KENNESAW, Ga. (AP) — Family members of women in a sober living group home who were killed and injured in a fiery van crash last year are suing a car company and the group home, saying the 2002 Dodge Ram was prone to tipping over and was not properly maintained.
Just before the April crash, a vehicle ahead of the passenger van unexpectedly changed lanes on a Georgia interstate, police said at the time. The van then went out of control, rolled onto its side and slid across two lanes, bursting into flames and killing six women inside, police said in an accident report. Ten survivors of the crash were taken to hospitals.
Flames grew rapidly as bystanders tried to save the motorists from the burning van, witnesses recounted later.
Many of the victims were part of a sober living community called We Are Living Proof, a group named as one of the defendants in a half-dozen lawsuits. They were filed this week in Gwinnett County, where the wreck happened along Interstate 85 northeast of Atlanta. The organization referred calls Thursday to an Atlanta attorney who did not immediately return phone messages.
The lawsuits also name the Chrysler Group and its parent firm, Stellantis, alleging that the van was poorly designed and prone to roll over. Messages left with Stellantis' media relations team were not immediately returned Thursday.

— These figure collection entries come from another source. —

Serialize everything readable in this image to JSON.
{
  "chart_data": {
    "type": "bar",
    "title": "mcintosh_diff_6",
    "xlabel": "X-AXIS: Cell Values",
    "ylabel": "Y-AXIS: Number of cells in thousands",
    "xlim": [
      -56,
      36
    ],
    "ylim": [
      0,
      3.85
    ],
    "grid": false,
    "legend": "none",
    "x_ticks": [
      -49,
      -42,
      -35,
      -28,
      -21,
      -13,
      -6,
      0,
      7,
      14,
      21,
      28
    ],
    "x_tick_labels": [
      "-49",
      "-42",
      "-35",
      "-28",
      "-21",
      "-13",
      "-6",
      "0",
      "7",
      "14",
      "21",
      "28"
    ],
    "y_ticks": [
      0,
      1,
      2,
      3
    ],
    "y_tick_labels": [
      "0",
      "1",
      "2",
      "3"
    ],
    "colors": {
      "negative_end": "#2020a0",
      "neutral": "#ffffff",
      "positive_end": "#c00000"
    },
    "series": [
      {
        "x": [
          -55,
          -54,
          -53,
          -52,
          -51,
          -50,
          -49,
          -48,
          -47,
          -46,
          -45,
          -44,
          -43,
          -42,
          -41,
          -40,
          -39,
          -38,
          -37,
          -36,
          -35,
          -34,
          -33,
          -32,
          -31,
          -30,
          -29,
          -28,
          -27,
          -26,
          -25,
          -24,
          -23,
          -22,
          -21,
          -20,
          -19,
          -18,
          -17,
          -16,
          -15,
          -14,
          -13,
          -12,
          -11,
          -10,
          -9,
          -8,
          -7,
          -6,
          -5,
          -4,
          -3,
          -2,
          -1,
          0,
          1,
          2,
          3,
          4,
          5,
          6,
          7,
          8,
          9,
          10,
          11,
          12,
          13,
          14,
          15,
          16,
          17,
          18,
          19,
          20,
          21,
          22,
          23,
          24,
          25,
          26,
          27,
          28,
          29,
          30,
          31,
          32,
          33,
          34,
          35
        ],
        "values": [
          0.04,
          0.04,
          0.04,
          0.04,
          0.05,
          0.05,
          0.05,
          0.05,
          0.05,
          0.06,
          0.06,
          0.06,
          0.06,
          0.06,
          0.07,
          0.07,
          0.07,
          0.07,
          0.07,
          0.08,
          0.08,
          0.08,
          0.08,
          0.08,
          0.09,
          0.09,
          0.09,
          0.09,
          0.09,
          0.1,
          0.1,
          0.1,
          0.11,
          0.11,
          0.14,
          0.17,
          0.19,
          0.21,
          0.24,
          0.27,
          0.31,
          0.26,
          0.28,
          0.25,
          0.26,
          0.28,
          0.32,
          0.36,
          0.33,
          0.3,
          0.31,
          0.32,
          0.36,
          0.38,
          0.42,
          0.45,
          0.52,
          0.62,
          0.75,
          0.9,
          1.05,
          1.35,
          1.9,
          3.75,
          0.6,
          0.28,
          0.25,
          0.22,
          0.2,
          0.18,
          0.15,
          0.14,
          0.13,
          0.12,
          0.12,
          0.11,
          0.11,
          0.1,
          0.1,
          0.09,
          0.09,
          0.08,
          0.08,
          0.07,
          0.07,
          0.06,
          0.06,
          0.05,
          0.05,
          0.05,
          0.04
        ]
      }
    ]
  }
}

“This was a relatively minor tip-over," one of the lawyers for the plaintiffs, Alan Hamilton, said in a statement. “Everyone should have walked away. It’s a tragedy that due to the vehicle’s design, these women were trapped in a fiery inferno.”
The van “was tragically unstable," said Chris Glover of the Beasley Allen law firm, another plaintiffs' attorney.
The lawsuits also allege that the design of the van's steering system was faulty, and its fuel system allowed gas and gas vapors to ignite and burn the van's occupants after the crash.